1/3 : Le destinataire de la prière

2/3 : Le sujet de la prière

3/3 : La foi dans la prière

Si vous sentez le besoin d’être renouvelé dans votre vie de prière, n’hésitez pas à lire les nombreuses prières réformées publiées sur le site.


Préambule

Avant de plonger nos regards dans les précieux enseignements de ces versets sur la prière, laissez-moi vous rappeler quelques points importants que nous avons vus dans les précédents articles sur les épreuves de la vie. Dans l’introduction générale de la lettre, nous avons vu que le but que Jacques avait en tête pour ses lecteurs lorsqu’il l’a écrite, c’est que nous persévérions dans la pratique de notre foi. Persévérance et pratique sont les deux maîtres mots, les deux piliers de cette lettre. Jacques ne veut pas que nous nous contentions d’avoir une bonne orthodoxie, il veut que notre foi se manifeste en paroles et en actes extérieurs, visibles, et sincères dans tous les domaines de notre vie. Et, assez logiquement dans le contexte de persécution que vivent ses destinataires directs, le premier sujet que Jacques aborde dans les versets 1 à 4 est celui du chrétien face aux épreuves, de la vie.

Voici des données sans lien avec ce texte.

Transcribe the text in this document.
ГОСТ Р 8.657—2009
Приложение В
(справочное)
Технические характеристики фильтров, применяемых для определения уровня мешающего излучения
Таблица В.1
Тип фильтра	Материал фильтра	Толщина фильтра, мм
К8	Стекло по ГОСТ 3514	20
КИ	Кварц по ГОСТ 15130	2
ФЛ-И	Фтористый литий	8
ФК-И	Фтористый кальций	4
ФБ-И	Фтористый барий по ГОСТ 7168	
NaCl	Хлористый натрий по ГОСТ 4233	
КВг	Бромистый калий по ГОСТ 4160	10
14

Nous avons vu quelles sont les trois caractéristiques de ces “diverses épreuves” évoquées ici : ce sont toutes les souffrances qui sont liées à notre fidélité au Christ, qui nous sanctifient, et qui ont pour finalité la gloire éternelle. Nous avons vu plus en détail comment ces épreuves peuvent se manifester concrètement dans notre vie, puis nous avons médité sur ce que Jacques nous appelle à faire lorsque nous sommes éprouvés : il nous appelle, malgré la souffrance qui est bien réelle, à considérer l’épreuve comme un sujet de joie complète, parce que l’épreuve, par le Saint-Esprit, produit en nous de la persévérance, qui elle-même nous sanctifie en vue de la vie éternelle.

Autrement dit, ce qui permet au chrétien de traverser et de sortir victorieux de l’épreuve, c’est la perspective de la délivrance, de la consolation et de la joie éternelle auprès du Christ.

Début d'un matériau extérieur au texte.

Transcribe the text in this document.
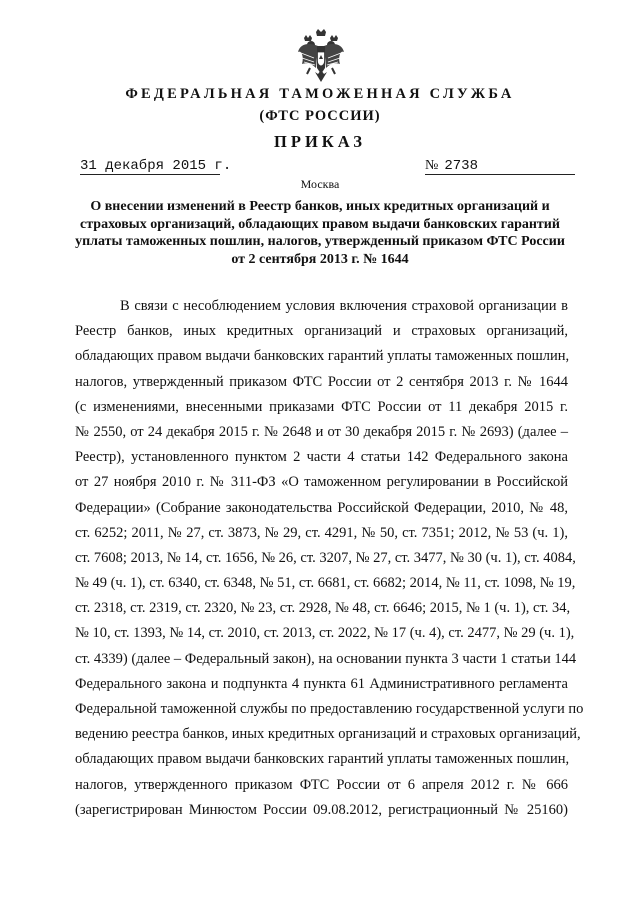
ФЕДЕРАЛЬНАЯ ТАМОЖЕННАЯ СЛУЖБА
(ФТС РОССИИ)
ПРИКАЗ
31 декабря 2015 г.	№ 2738
Москва
О внесении изменений в Реестр банков, иных кредитных организаций и
страховых организаций, обладающих правом выдачи банковских гарантий
уплаты таможенных пошлин, налогов, утвержденный приказом ФТС России
от 2 сентября 2013 г. № 1644
В связи с несоблюдением условия включения страховой организации в
Реестр банков, иных кредитных организаций и страховых организаций,
обладающих правом выдачи банковских гарантий уплаты таможенных пошлин,
налогов, утвержденный приказом ФТС России от 2 сентября 2013 г. № 1644
(с изменениями, внесенными приказами ФТС России от 11 декабря 2015 г.
№ 2550, от 24 декабря 2015 г. № 2648 и от 30 декабря 2015 г. № 2693) (далее –
Реестр), установленного пунктом 2 части 4 статьи 142 Федерального закона
от 27 ноября 2010 г. № 311-ФЗ «О таможенном регулировании в Российской
Федерации» (Собрание законодательства Российской Федерации, 2010, № 48,
ст. 6252; 2011, № 27, ст. 3873, № 29, ст. 4291, № 50, ст. 7351; 2012, № 53 (ч. 1),
ст. 7608; 2013, № 14, ст. 1656, № 26, ст. 3207, № 27, ст. 3477, № 30 (ч. 1), ст. 4084,
№ 49 (ч. 1), ст. 6340, ст. 6348, № 51, ст. 6681, ст. 6682; 2014, № 11, ст. 1098, № 19,
ст. 2318, ст. 2319, ст. 2320, № 23, ст. 2928, № 48, ст. 6646; 2015, № 1 (ч. 1), ст. 34,
№ 10, ст. 1393, № 14, ст. 2010, ст. 2013, ст. 2022, № 17 (ч. 4), ст. 2477, № 29 (ч. 1),
ст. 4339) (далее – Федеральный закон), на основании пункта 3 части 1 статьи 144
Федерального закона и подпункта 4 пункта 61 Административного регламента
Федеральной таможенной службы по предоставлению государственной услуги по
ведению реестра банков, иных кредитных организаций и страховых организаций,
обладающих правом выдачи банковских гарантий уплаты таможенных пошлин,
налогов, утвержденного приказом ФТС России от 6 апреля 2012 г. № 666
(зарегистрирован Минюстом России 09.08.2012, регистрационный № 25160)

Nous chrétiens nous avons des raisons objectives, concrètes, raisonnables, et saines de porter un regard positif sur nos épreuves. Nous avons d’ailleurs fini en considérant les nombreux bénéfices temporels et éternels que nous recevons lorsque nous persévérons dans l’épreuve en comptant sur Dieu.

Pour résumer tout cela très simplement et faire la transition vers cette nouvelle série d’articles, nous pouvons dire que cette exhortation à considérer l’épreuve comme un sujet de joie complète, et les bénéfices liés à la persévérance dans l’épreuve, n’appartiennent légitimement qu’au chrétien.

Importance de la prière

En effet ce que nous avons étudié précédemment sur la joie dans l’épreuve ne peut être compris, accepté et vécu que par un chrétien authentique qui a reçu de Dieu une sagesse qui vient d’en haut. Jacques le sait très bien, et c’est pourquoi, sans transition après le verset 4, il dit Si quelqu’un d’entre vous manque de sagesse, qu’il la demande à Dieu.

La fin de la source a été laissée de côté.